Palazzo Venier dei Leoni was commissioned by the Venier family in 1749 to the architect Lorenzo Boschetti, whose only other known building in Venice is the church of San Barnaba. However, historical events related to both the family and the city prevented the palazzo from being completed. Only the first of its originally planned five stories was built. Its classical façade would have matched that of Palazzo Corner, on the opposite side of the Grand Canal, with the three arches on the ground floor extending through both the "piani nobili" above. The original project is documented in two engravings by Giorgio Fossati and a wood model by architect, Domenico Rizzi, who oversaw the construction, all held in the Museo Correr, Venice.

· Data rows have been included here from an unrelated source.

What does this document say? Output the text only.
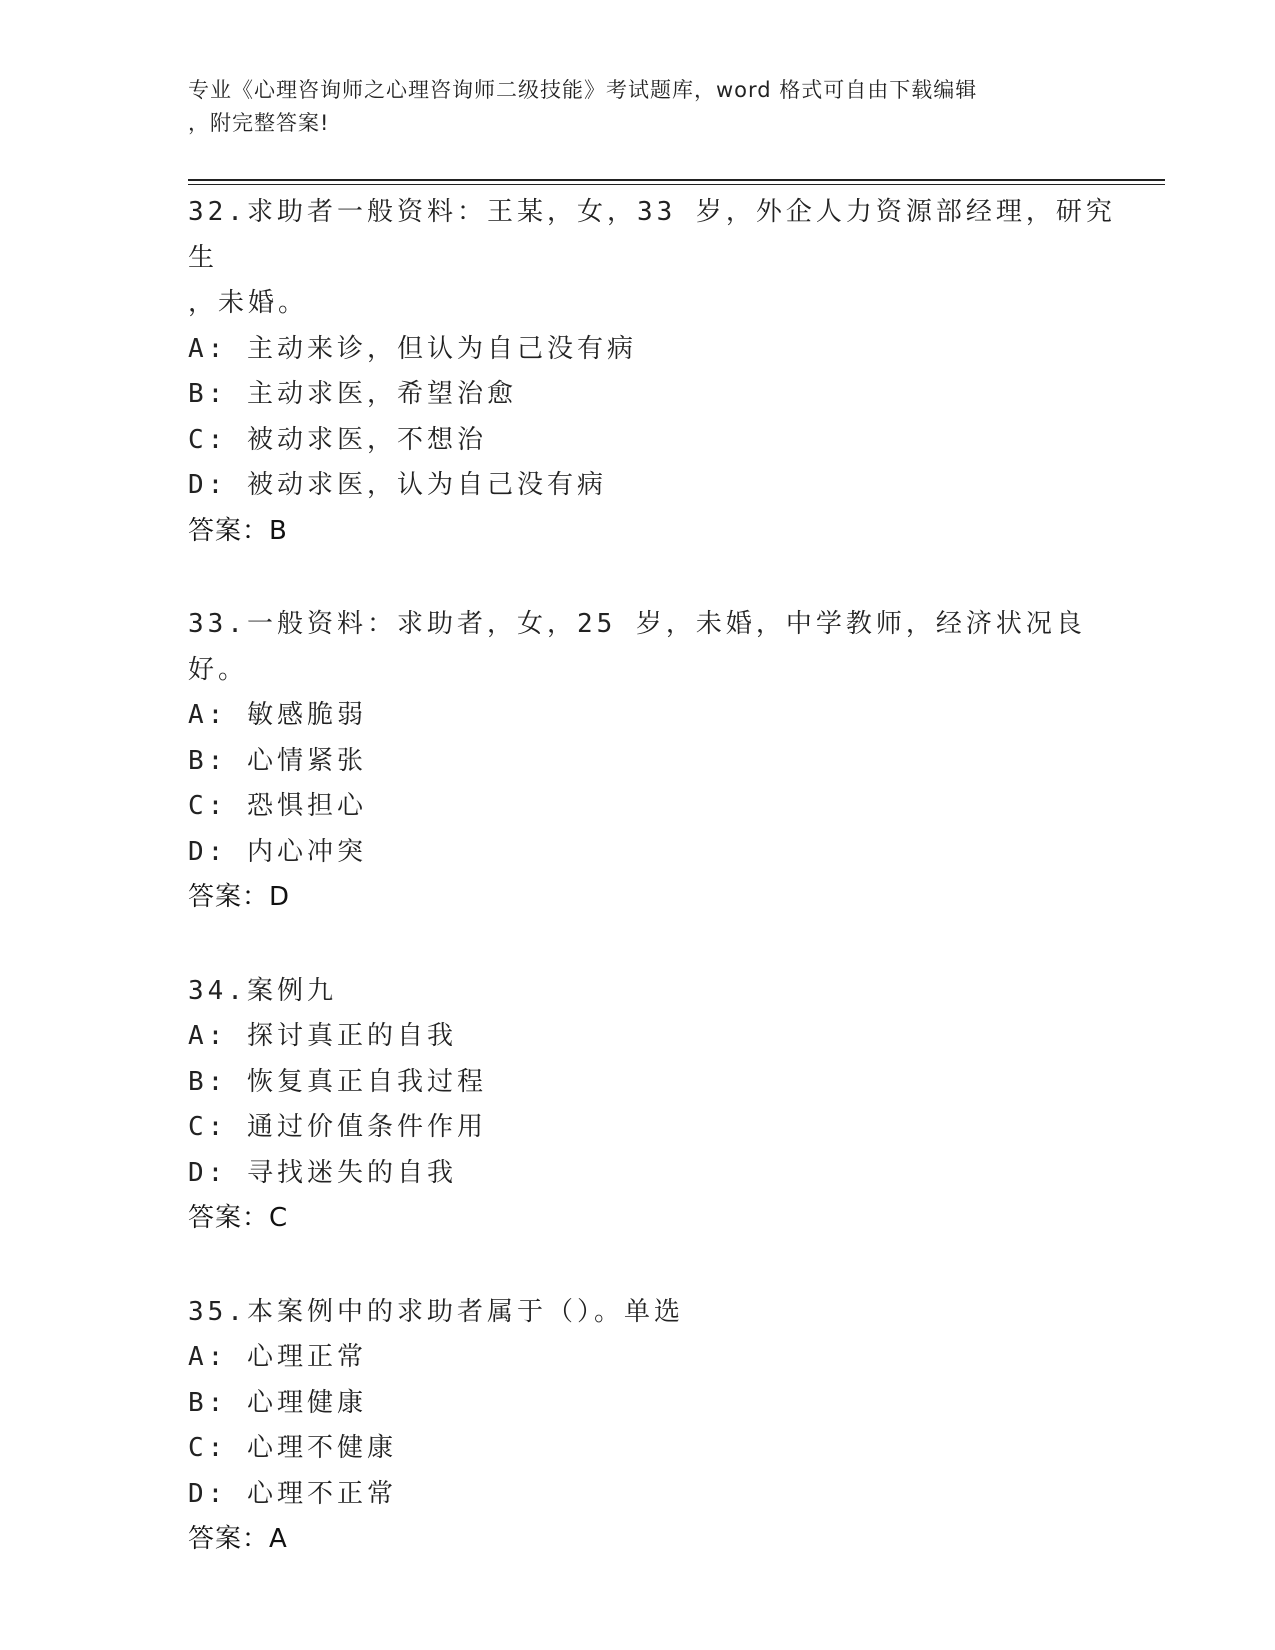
专业《心理咨询师之心理咨询师二级技能》考试题库，word 格式可自由下载编辑
，附完整答案!
32.求助者一般资料：王某，女，33 岁，外企人力资源部经理，研究生
，未婚。
A: 主动来诊，但认为自己没有病
B: 主动求医，希望治愈
C: 被动求医，不想治
D: 被动求医，认为自己没有病
答案：B
33.一般资料：求助者，女，25 岁，未婚，中学教师，经济状况良好。
A: 敏感脆弱
B: 心情紧张
C: 恐惧担心
D: 内心冲突
答案：D
34.案例九
A: 探讨真正的自我
B: 恢复真正自我过程
C: 通过价值条件作用
D: 寻找迷失的自我
答案：C
35.本案例中的求助者属于（）。单选
A: 心理正常
B: 心理健康
C: 心理不健康
D: 心理不正常
答案：A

Palazzo Venier dei Leoni (digital reconstruction by Ruben Camponogara / www.loudlab.it)

Palazzo Venier dei Leoni (digital reconstruction by Ruben Camponogara / www.loudlab.it)

Giorgio Fossati, engraving of the project for Palazzo Venier dei Leoni, 1749

Domenico Rizzi, model for Palazzo Venier dei Leoni, ca. 1750

Although it is said that a lion was once kept in the garden, the name is likely to have arisen from the lion heads in Istrian stone which decorate the façade at water level. The Venier family, who claimed descent from the gens Aurelia of ancient Rome (of which the emperors Valerian and Gallienus were members), were among the oldest Venetian noble families. Over the centuries they provided eighteen Procurators of St Mark’s and three Doges, among them Sebastiano Venier, commander of the Venetian fleet under the command of John of Austria at the Battle of Lepanto (1571), and later Doge (1577–78).

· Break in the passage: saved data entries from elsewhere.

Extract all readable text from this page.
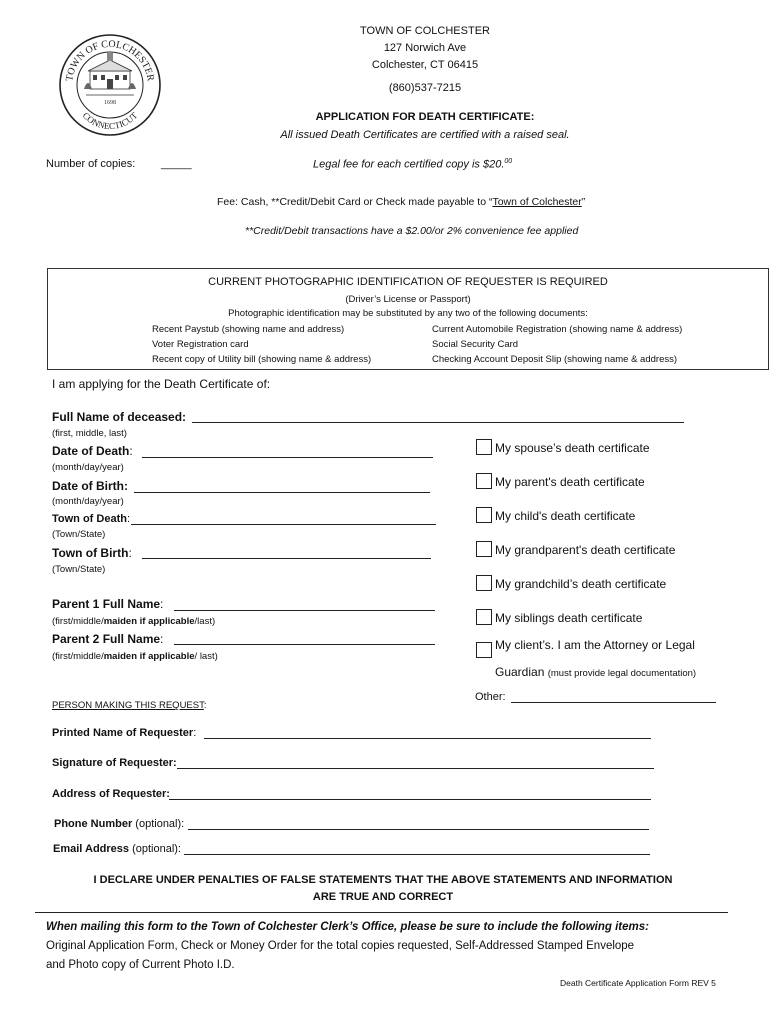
TOWN OF COLCHESTER
CONNECTICUT
1698
TOWN OF COLCHESTER
127 Norwich Ave
Colchester, CT 06415
(860)537-7215
APPLICATION FOR DEATH CERTIFICATE:
All issued Death Certificates are certified with a raised seal.
Number of copies: _____	Legal fee for each certified copy is $20.00
Fee: Cash, **Credit/Debit Card or Check made payable to “Town of Colchester”
**Credit/Debit transactions have a $2.00/or 2% convenience fee applied
CURRENT PHOTOGRAPHIC IDENTIFICATION OF REQUESTER IS REQUIRED
(Driver’s License or Passport)
Photographic identification may be substituted by any two of the following documents:
Recent Paystub (showing name and address)
Voter Registration card
Recent copy of Utility bill (showing name & address)
Current Automobile Registration (showing name & address)
Social Security Card
Checking Account Deposit Slip (showing name & address)
I am applying for the Death Certificate of:
Full Name of deceased:
(first, middle, last)
Date of Death:
(month/day/year)
Date of Birth:
(month/day/year)
Town of Death:
(Town/State)
Town of Birth:
(Town/State)
Parent 1 Full Name:
(first/middle/maiden if applicable/last)
Parent 2 Full Name:
(first/middle/maiden if applicable/ last)
My spouse’s death certificate
My parent's death certificate
My child's death certificate
My grandparent's death certificate
My grandchild’s death certificate
My siblings death certificate
My client’s. I am the Attorney or Legal
Guardian (must provide legal documentation)
Other:
PERSON MAKING THIS REQUEST:
Printed Name of Requester:
Signature of Requester:
Address of Requester:
Phone Number (optional):
Email Address (optional):
I DECLARE UNDER PENALTIES OF FALSE STATEMENTS THAT THE ABOVE STATEMENTS AND INFORMATION
ARE TRUE AND CORRECT
When mailing this form to the Town of Colchester Clerk’s Office, please be sure to include the following items:
Original Application Form, Check or Money Order for the total copies requested, Self-Addressed Stamped Envelope
and Photo copy of Current Photo I.D.
Death Certificate Application Form REV 5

Late in the nineteenth century the palazzo and its garden was acquired by the Levi family. In the following decades the abandoned construction site began to take its present shape. From the 1910s to 1924 it was rented by the Marchesa Luisa Casati Amman, a wealthy heiress who was a muse and model for numerous artists, including Giovanni Boldini, Augustus John, Man Ray and Paolo Troubetzkoy, and hostess to the Ballets Russes. In 1924, it was bought by the Hungarian businessman and art collector, Baron Marzcell de Nemes, who unsuccessfully attempted to manage the property. In 1936, it was acquired by the Viscountess Doris Castlerosse on the condition that the authorities granted her permission to restore it. The current structure behind the original façade is, in fact, the result of the renovations carried out during that time.

Peggy Guggenheim, Venice, 1949

It was in July 1949 that Peggy Guggenheim purchased the palazzo and the garden behind it, and made it her home for the following thirty years. In the same year she organized an exhibition of contemporary sculpture in the garden. After some interior remodelling and with the collection finally installed, in 1951 Guggenheim began to open her home and collection to the public, free of charge, three afternoons a week from Easter to November, and continued to do so until her death in 1979. Soon Guggenheim felt the need for more exhibition space. In 1951 she commissioned the architectural studio BBPR to expand the building, but she decided not to pursue construction. Instead, she opted for a more traditional, low garden pavilion, the so called "barchessa," along the perimeter of the garden.

Following Guggenheim’s death, the Peggy Guggenheim Collection opened in 1980 under the management of the Solomon R. Guggenheim Foundation, to which Guggenheim had given her palazzo and collection during her lifetime. Palazzo Venier dei Leoni’s low and wide façade, made of Istrian stone and set against the trees in the garden that soften its lines, forms a welcome "caesura" in the stately march of Grand Canal palaces between the Accademia to the Basilica della Salute.